O Brasil construiu nos últimos anos um patrimônio no campo da cidadania cultural e das públicas de cultura. Durante os anos 90 e inicio dos anos 2000 plantamos sementes de cultura em todo o país: deixamos claro que o debate cultural era importante, que não havia desenvolvimento humano sem cultura, que as leis de incentivos deveriam estar contextualizadas no âmbito das politicas públicas; que o desenvolvimento deveria agregar qualidade de vida cultural. Criamos uma verdadeira "cultura da cultura".
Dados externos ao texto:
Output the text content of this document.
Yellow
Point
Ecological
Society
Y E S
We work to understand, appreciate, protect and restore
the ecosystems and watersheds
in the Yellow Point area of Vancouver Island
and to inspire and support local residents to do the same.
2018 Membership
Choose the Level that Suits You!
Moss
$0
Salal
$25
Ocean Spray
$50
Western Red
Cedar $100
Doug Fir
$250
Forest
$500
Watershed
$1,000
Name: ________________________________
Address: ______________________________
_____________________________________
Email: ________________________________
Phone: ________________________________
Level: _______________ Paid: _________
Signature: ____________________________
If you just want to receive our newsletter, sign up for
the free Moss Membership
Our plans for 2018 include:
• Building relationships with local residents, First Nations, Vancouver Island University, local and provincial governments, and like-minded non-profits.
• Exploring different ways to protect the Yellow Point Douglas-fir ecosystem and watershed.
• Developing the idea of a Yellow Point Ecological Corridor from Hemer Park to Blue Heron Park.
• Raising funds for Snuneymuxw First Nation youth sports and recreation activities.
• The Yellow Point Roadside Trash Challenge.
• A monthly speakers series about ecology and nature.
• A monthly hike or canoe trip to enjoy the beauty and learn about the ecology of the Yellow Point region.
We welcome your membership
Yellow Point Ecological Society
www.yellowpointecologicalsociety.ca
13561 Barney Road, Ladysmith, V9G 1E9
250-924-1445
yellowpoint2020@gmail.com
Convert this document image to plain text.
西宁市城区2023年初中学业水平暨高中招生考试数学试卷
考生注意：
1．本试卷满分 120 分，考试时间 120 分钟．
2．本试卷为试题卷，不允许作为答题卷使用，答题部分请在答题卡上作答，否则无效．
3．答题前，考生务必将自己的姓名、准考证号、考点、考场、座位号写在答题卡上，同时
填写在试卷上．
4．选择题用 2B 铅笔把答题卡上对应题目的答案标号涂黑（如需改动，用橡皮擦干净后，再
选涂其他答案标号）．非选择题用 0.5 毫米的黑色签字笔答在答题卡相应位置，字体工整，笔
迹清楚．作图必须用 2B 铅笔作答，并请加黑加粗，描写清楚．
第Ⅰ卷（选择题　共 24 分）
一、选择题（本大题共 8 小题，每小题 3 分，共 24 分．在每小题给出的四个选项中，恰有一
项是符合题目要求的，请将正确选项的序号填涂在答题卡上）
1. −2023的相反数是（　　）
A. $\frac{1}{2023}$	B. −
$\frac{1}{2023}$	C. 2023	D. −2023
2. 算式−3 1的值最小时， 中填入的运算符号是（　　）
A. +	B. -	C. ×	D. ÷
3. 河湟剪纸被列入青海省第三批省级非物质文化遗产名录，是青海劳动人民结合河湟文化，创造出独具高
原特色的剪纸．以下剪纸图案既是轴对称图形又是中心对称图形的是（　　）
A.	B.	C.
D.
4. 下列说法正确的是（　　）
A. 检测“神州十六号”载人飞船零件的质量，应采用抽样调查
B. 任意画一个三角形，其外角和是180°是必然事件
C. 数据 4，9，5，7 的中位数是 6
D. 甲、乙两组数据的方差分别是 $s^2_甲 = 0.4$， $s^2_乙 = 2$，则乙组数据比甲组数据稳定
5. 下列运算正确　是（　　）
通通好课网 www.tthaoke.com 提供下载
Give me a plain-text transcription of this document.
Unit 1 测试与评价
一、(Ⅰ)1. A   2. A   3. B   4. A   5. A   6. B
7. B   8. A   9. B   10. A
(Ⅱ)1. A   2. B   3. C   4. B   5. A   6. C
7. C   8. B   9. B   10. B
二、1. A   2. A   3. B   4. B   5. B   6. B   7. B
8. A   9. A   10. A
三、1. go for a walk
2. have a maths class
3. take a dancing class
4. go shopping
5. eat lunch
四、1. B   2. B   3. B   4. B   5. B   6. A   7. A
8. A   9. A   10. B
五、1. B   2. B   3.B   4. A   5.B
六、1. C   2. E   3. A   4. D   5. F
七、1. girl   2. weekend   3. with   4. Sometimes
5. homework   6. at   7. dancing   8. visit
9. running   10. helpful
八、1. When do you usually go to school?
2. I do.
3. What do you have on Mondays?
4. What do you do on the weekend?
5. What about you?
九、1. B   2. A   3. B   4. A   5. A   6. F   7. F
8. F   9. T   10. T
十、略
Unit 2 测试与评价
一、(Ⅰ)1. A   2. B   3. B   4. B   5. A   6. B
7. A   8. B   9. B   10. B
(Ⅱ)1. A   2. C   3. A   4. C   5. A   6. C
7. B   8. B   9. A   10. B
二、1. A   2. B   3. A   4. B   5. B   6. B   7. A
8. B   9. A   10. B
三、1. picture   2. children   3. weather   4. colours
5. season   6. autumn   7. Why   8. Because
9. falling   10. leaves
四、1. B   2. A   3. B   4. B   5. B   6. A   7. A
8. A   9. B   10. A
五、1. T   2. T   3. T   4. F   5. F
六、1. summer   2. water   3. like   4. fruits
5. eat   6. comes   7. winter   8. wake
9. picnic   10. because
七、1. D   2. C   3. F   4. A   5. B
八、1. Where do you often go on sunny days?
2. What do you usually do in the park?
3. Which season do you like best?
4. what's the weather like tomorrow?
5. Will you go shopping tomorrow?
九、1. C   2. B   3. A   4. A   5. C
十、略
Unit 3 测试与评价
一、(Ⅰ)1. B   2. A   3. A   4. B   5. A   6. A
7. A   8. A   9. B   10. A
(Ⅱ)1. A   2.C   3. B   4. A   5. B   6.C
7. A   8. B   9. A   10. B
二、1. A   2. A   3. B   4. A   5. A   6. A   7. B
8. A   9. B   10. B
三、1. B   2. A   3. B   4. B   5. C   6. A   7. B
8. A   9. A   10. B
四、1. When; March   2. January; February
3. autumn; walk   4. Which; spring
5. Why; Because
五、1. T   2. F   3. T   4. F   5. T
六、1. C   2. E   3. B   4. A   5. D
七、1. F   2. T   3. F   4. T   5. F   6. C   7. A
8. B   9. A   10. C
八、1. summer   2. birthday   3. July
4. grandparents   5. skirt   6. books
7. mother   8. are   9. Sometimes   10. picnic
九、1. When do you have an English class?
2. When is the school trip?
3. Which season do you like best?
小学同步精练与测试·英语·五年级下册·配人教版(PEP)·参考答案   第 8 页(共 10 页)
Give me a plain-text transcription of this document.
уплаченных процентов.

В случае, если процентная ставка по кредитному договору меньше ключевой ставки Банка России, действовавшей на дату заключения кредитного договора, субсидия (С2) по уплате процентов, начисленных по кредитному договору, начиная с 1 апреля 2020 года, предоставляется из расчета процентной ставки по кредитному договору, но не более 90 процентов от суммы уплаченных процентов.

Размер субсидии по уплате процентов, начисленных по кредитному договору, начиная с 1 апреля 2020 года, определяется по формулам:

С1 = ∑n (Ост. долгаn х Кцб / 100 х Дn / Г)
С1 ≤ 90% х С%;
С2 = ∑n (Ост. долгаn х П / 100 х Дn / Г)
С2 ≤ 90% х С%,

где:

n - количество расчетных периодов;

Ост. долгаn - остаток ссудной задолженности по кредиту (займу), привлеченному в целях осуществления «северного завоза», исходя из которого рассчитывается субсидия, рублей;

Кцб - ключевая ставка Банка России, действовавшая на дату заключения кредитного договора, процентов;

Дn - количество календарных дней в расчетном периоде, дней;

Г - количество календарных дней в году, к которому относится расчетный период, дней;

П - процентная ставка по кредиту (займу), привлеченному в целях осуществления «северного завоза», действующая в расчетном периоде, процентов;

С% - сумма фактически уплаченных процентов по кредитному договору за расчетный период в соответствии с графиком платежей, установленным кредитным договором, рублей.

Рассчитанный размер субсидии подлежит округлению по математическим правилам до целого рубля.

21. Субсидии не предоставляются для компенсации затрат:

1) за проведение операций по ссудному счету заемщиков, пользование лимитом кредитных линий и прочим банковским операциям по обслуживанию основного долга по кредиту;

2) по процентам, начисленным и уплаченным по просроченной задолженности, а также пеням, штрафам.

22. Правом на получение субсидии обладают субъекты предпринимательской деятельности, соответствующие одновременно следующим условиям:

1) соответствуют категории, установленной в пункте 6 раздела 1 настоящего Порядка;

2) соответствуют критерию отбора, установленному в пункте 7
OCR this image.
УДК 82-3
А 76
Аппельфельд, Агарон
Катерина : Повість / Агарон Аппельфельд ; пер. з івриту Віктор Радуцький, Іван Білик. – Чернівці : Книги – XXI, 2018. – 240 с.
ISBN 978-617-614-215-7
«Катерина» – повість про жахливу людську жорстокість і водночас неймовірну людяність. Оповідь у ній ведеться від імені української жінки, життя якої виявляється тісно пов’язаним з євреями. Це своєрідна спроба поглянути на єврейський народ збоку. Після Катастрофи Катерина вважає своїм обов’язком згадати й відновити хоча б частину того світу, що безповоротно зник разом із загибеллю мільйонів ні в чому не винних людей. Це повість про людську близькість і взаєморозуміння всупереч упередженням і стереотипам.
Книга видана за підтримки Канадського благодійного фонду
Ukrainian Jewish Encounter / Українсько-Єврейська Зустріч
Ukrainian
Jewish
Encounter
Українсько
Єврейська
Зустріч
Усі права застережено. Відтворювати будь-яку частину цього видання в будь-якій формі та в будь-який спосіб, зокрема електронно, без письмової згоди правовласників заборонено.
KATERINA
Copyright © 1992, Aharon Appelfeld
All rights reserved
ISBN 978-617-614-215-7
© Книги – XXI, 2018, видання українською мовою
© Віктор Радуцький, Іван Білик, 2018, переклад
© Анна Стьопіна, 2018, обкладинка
Nas intervenções do Fórum Intermunicipal de Cultura/FIC Valmir de Souza,Francisco Ferron, Altair Moreira, Tião Soares (São Paulo) Bernardo Mata Machado,Guilardo Veloso (Minas Gerais)Joãozinho Ribeiro (Maranhão), Marta Arruda,( Alagoas), Sebastião Pimentel (Espirito Santo), João Pimentel,( Rio Claro/SP), o poeta José Gomes Sobrinho, do Tocantins, Hamilton Faria e muitos e muitos outros, transformávamos municípios em campo fértil para ideias e ações. Ampliamos o conceito de cultura, criamos secretarias, fortalecemos iniciativas culturais, tomamos o espaço da rua, aproximamos direitos culturais e direitos humanos, falamos de globalizações e interculturalidade, multiplicamos fóruns, criamos a expressão políticas públicas de cultura, que não se falava no país, nem em outro; falamos pela primeira vez da Economia Solidaria da Cultura, por considerarmos que a Economia da Cultura não era inclusiva, incluía uns e excluía outros. Foram debates históricos que aglutinavam centenas de redes do país . Agregamos pensadores e ativistas da França, da África e da América Latina em nossos encontros.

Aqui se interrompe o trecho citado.